Students are working in groups and learning how to problem-solve and handle a variety of situations that may arise. This is a really great experience to prepare them to enter the fashion industry, where they will be working with teams and learning to work with different personalities in a professional way. The apparel industry is one of the most damaging industries to the environment. The concept of zero-waste fashion is vital for the next generation of professionals to gain knowledge and skills to make sustainable choices both as designers and consumers.

Midway through the semester, students present their research presentations to a technical designer in the fashion industry for feedback, which allows them to make edits to their work prior to the final presentations at the end of the semester. During finals week, students present their research, presentation boards and final prototypes to a jury of industry professionals. This process provides the students with professional experience to prepare them for presentations they might make in their careers. The advantages of meeting the jury of five industry professionals is to gain valuable feedback on their projects and network for potential internship and job opportunities. We have even had some students that were offered full-time jobs prior to graduation from these presentations.

What do you hope students will take away from this class?

I hope they feel confident and prepared to enter the fashion industry. I hope they provide a new voice on sustainable fashion design in the workplace and continue to expand their knowledge on ways to implement zero-waste fashion.
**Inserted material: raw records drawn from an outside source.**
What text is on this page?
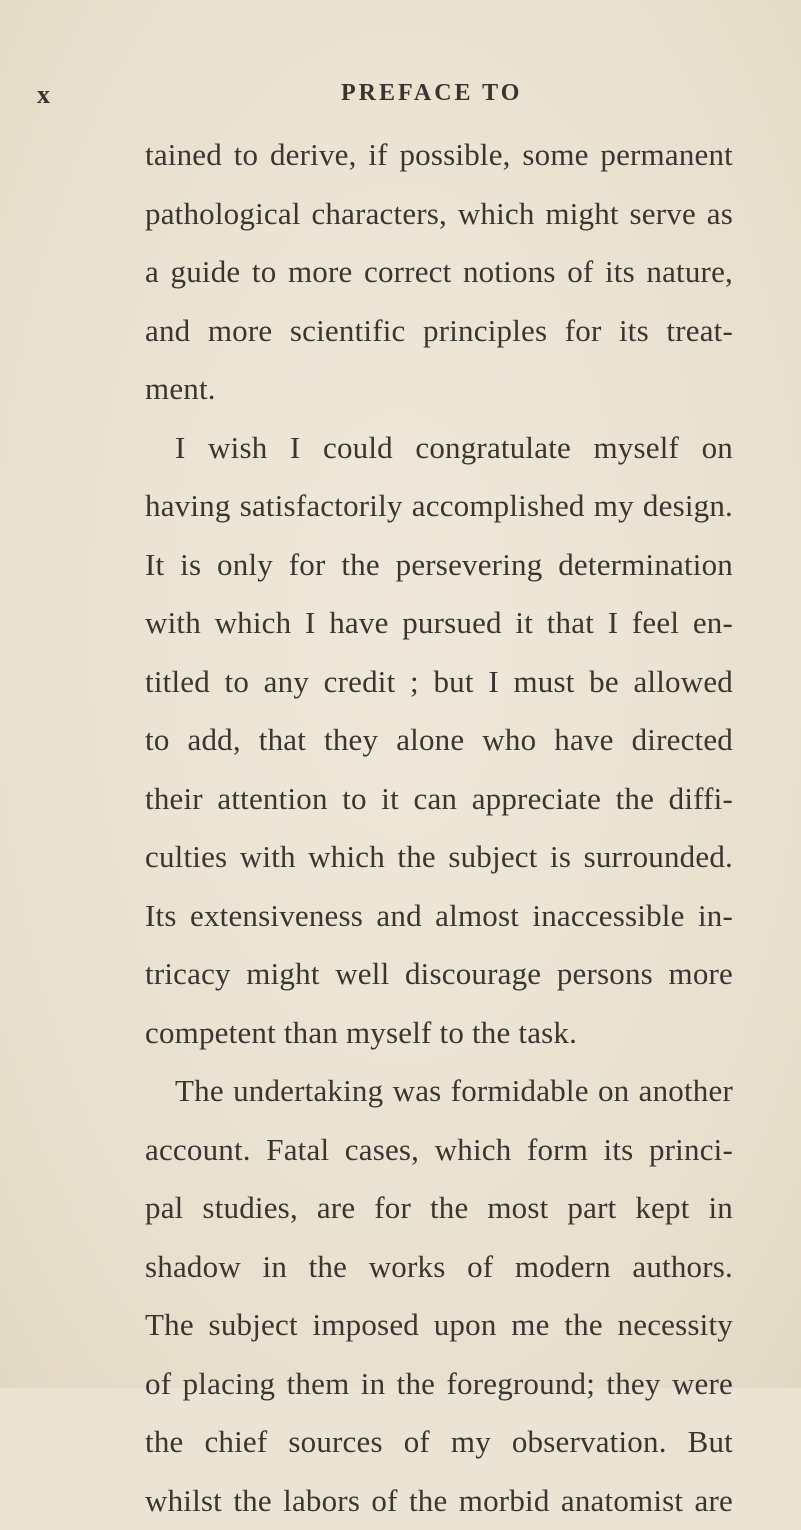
x	PREFACE TO
tained to derive, if possible, some permanent
pathological characters, which might serve as
a guide to more correct notions of its nature,
and more scientific principles for its treat-
ment.
I wish I could congratulate myself on
having satisfactorily accomplished my design.
It is only for the persevering determination
with which I have pursued it that I feel en-
titled to any credit ; but I must be allowed
to add, that they alone who have directed
their attention to it can appreciate the diffi-
culties with which the subject is surrounded.
Its extensiveness and almost inaccessible in-
tricacy might well discourage persons more
competent than myself to the task.
The undertaking was formidable on another
account. Fatal cases, which form its princi-
pal studies, are for the most part kept in
shadow in the works of modern authors.
The subject imposed upon me the necessity
of placing them in the foreground; they were
the chief sources of my observation. But
whilst the labors of the morbid anatomist are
I also hope that they will inspire others that are not in the fashion industry to become more selective consumers when it comes to fast fashion and the brands they decide to shop.

Any exciting opportunities coming up for you this academic year?

I am thrilled that I have been accepted to present a workshop on a “Zero-Waste Project in a Senior Capstone Fashion Course” at the Costume Society of America’s national symposium in May, where I will be presenting how to expose students to sustainable fashion and zero-waste concepts and displaying the students’ work from the Product Development 2 class.